The move to California frees up a lot of New York real estate, while moving the remaining part of the moderate brand teams to Los Angeles-based offices, where the junior brands XOXO, Jolt and My Michelle are based — and where Kellwood already controls the building’s additional space.
“Our California offices already has the culture we are trying to build,” Kramer said. “It’s important to create an operating machine in the City of Industry that is much more leveragable and profitable.”
The brand leaders at the relocated moderate brands will report to Arthur Gordon, ceo of Kellwood West. The operational members of the team will report to the Los Angeles-based leaders of their respective groups.
Kramer said the decision was not made because of the economy, but rather because of the strategic restructuring of the firm. Since the revamp began and before this round of cuts, dozens of back office and executive posts at Kellwood had been cut.

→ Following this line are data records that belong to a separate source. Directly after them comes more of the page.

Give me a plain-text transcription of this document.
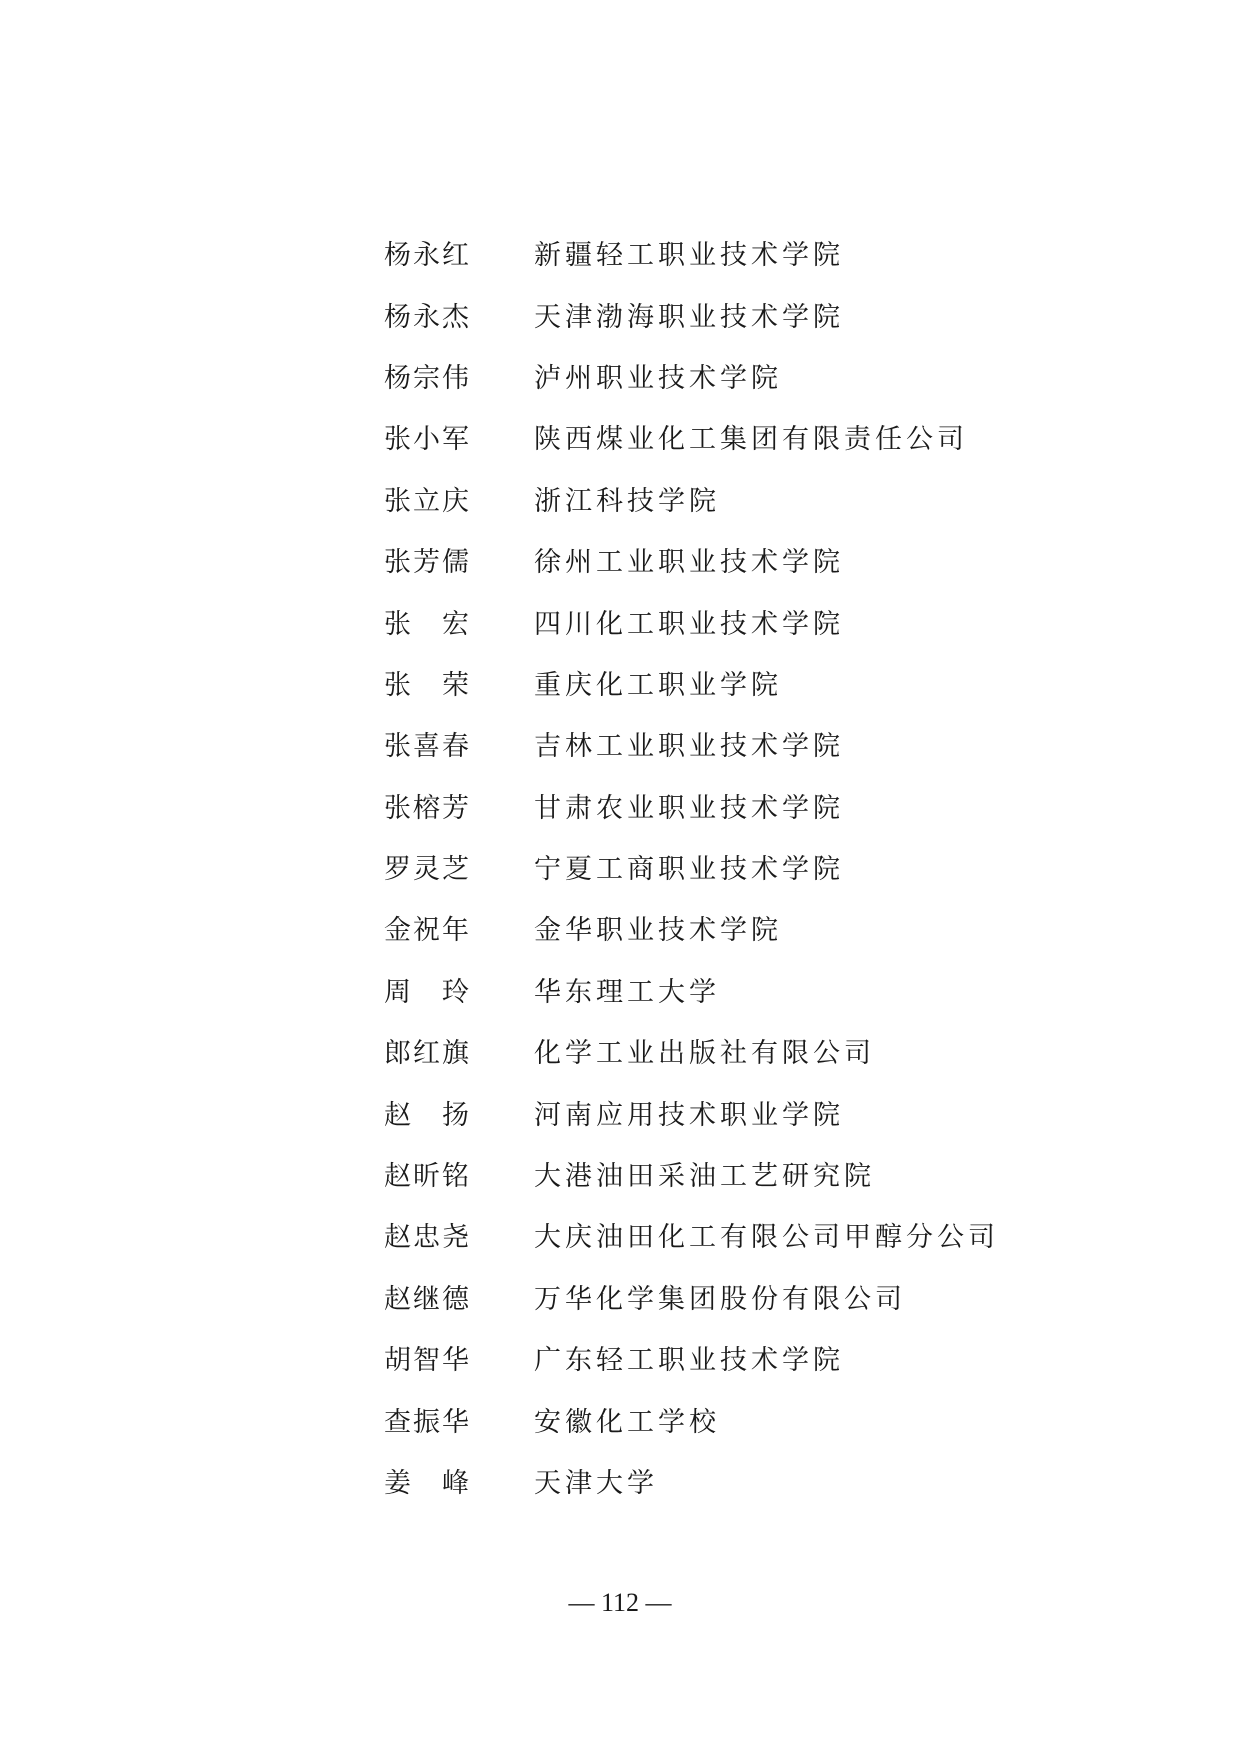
杨永红	新疆轻工职业技术学院
杨永杰	天津渤海职业技术学院
杨宗伟	泸州职业技术学院
张小军	陕西煤业化工集团有限责任公司
张立庆	浙江科技学院
张芳儒	徐州工业职业技术学院
张　宏	四川化工职业技术学院
张　荣	重庆化工职业学院
张喜春	吉林工业职业技术学院
张榕芳	甘肃农业职业技术学院
罗灵芝	宁夏工商职业技术学院
金祝年	金华职业技术学院
周　玲	华东理工大学
郎红旗	化学工业出版社有限公司
赵　扬	河南应用技术职业学院
赵昕铭	大港油田采油工艺研究院
赵忠尧	大庆油田化工有限公司甲醇分公司
赵继德	万华化学集团股份有限公司
胡智华	广东轻工职业技术学院
查振华	安徽化工学校
姜　峰	天津大学
— 112 —
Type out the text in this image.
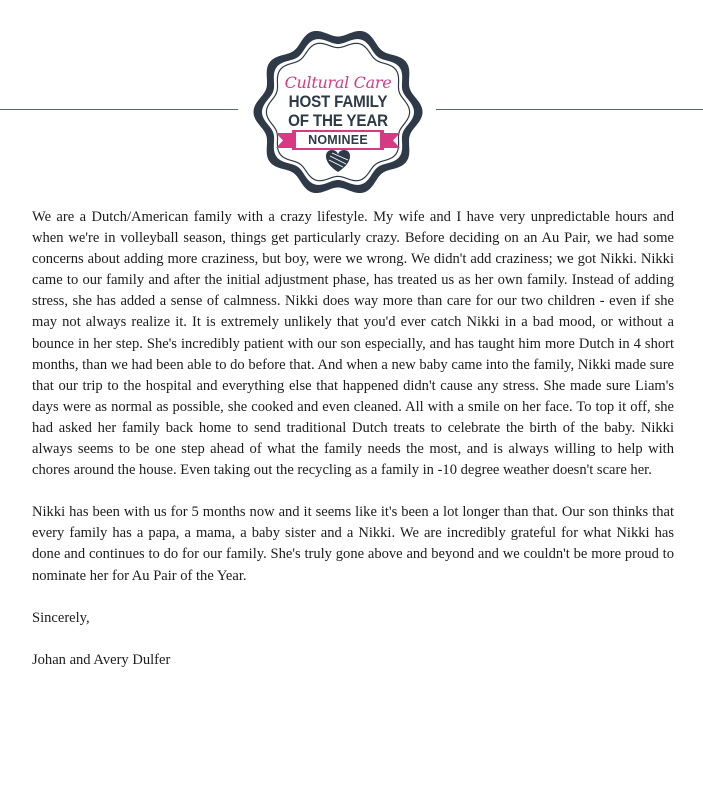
Cultural Care
HOST FAMILY
OF THE YEAR
NOMINEE

We are a Dutch/American family with a crazy lifestyle. My wife and I have very unpredictable hours and when we're in volleyball season, things get particularly crazy. Before deciding on an Au Pair, we had some concerns about adding more craziness, but boy, were we wrong. We didn't add craziness; we got Nikki. Nikki came to our family and after the initial adjustment phase, has treated us as her own family. Instead of adding stress, she has added a sense of calmness. Nikki does way more than care for our two children - even if she may not always realize it. It is extremely unlikely that you'd ever catch Nikki in a bad mood, or without a bounce in her step. She's incredibly patient with our son especially, and has taught him more Dutch in 4 short months, than we had been able to do before that. And when a new baby came into the family, Nikki made sure that our trip to the hospital and everything else that happened didn't cause any stress. She made sure Liam's days were as normal as possible, she cooked and even cleaned. All with a smile on her face. To top it off, she had asked her family back home to send traditional Dutch treats to celebrate the birth of the baby. Nikki always seems to be one step ahead of what the family needs the most, and is always willing to help with chores around the house. Even taking out the recycling as a family in -10 degree weather doesn't scare her.

Nikki has been with us for 5 months now and it seems like it's been a lot longer than that. Our son thinks that every family has a papa, a mama, a baby sister and a Nikki. We are incredibly grateful for what Nikki has done and continues to do for our family. She's truly gone above and beyond and we couldn't be more proud to nominate her for Au Pair of the Year.

Sincerely,

Johan and Avery Dulfer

“We had too big of a corporate infrastructure for what we are supporting today,” said Kramer.
Kellwood now does less than half of the $2 billion in sales it did in 2006 since streamlining the company in the last year. The company sold its dress shirts manufacturing division, Smart Shirts Ltd., a year ago; broke off American Recreation Products Inc. and children’s wear brands Gerber Childrenswear LLC and Hanna Andersson into stand-alone divisions this summer; shuttered the Hong Kong-based sourcing operations; closed the moderate dress division; put Hollywould up for sale, and exited many of its licensing businesses, including Calvin Klein better and bridge lines, O Oscar, and Liz Claiborne brand suits and dresses.
Kramer said the move followed the $1 billion company’s four-pronged strategy: right-sizing the organization, establishing a cross-branded model, generating incremental top-line growth through expanding direct sales, and measuring and driving accountability and performance.

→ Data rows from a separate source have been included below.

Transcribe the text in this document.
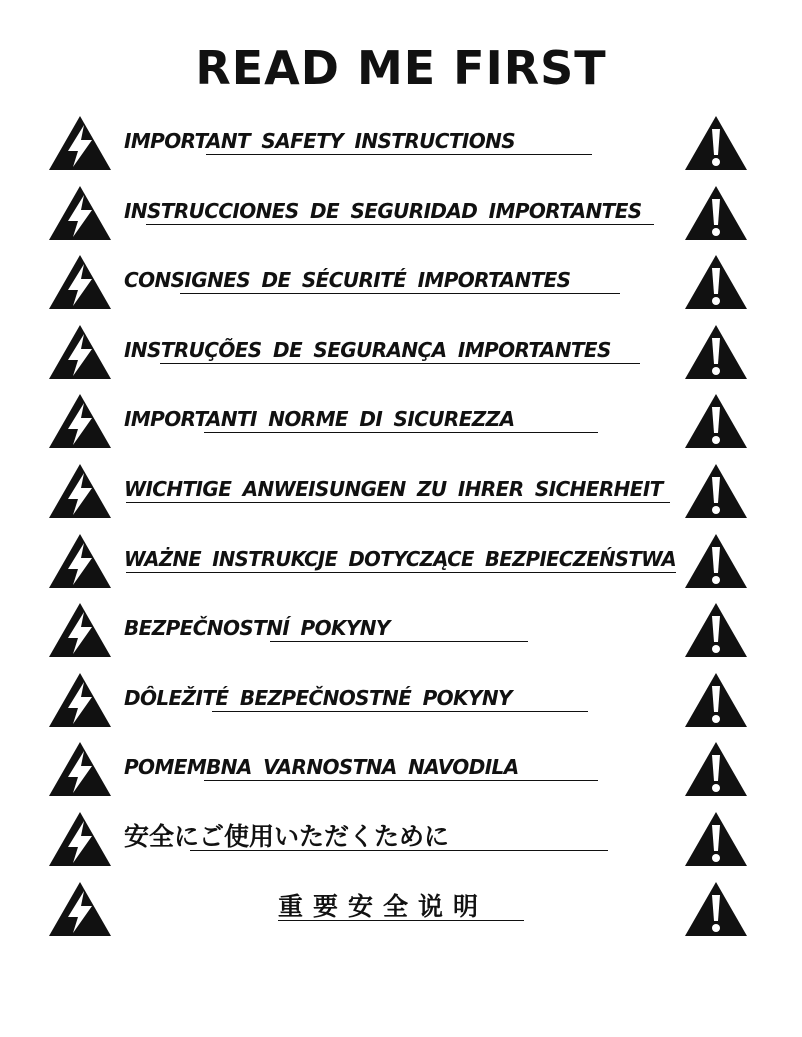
READ ME FIRST
IMPORTANT SAFETY INSTRUCTIONS
INSTRUCCIONES DE SEGURIDAD IMPORTANTES
CONSIGNES DE SÉCURITÉ IMPORTANTES
INSTRUÇÕES DE SEGURANÇA IMPORTANTES
IMPORTANTI NORME DI SICUREZZA
WICHTIGE ANWEISUNGEN ZU IHRER SICHERHEIT
WAŻNE INSTRUKCJE DOTYCZĄCE BEZPIECZEŃSTWA
BEZPEČNOSTNÍ POKYNY
DÔLEŽITÉ BEZPEČNOSTNÉ POKYNY
POMEMBNA VARNOSTNA NAVODILA
安全にご使用いただくために
重要安全说明
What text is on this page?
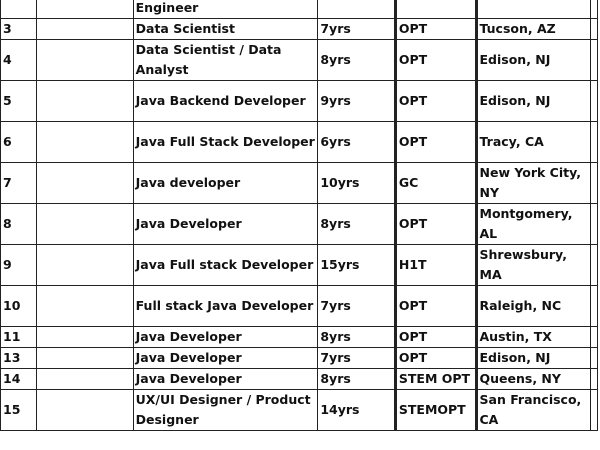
		Engineer				
3		Data Scientist	7yrs	OPT	Tucson, AZ	
4		Data Scientist / Data Analyst	8yrs	OPT	Edison, NJ	
5		Java Backend Developer	9yrs	OPT	Edison, NJ	
6		Java Full Stack Developer	6yrs	OPT	Tracy, CA	
7		Java developer	10yrs	GC	New York City, NY	
8		Java Developer	8yrs	OPT	Montgomery, AL	
9		Java Full stack Developer	15yrs	H1T	Shrewsbury, MA	
10		Full stack Java Developer	7yrs	OPT	Raleigh, NC	
11		Java Developer	8yrs	OPT	Austin, TX	
13		Java Developer	7yrs	OPT	Edison, NJ	
14		Java Developer	8yrs	STEM OPT	Queens, NY	
15		UX/UI Designer / Product Designer	14yrs	STEMOPT	San Francisco, CA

Kellwood’s brands are outperforming their competition, Kramer said, but added that profitability is being hurt. “Sales are happening, but at a much smaller margin,” he said. “Our brands are doing as good or better than our competitors. I think 2009 will be a make or break year for our competition and for retailers, with some companies forced to sell or close, but that allows for more market share to be captured for strong companies like Kellwood. It’s dire out there, but I’m confident with our strategy and our financial position with our partner Sun Capital.”
While Kellwood is downsizing in some areas, it is also actively pursuing acquisitions between $10 million and $90 million in wholesale volume, Kramer said. Kellwood has sent out a couple of letters of intent, at least one for a premium denim brand, the expertise of which Kellwood plans to leverage for brands in its portfolio such as Vince.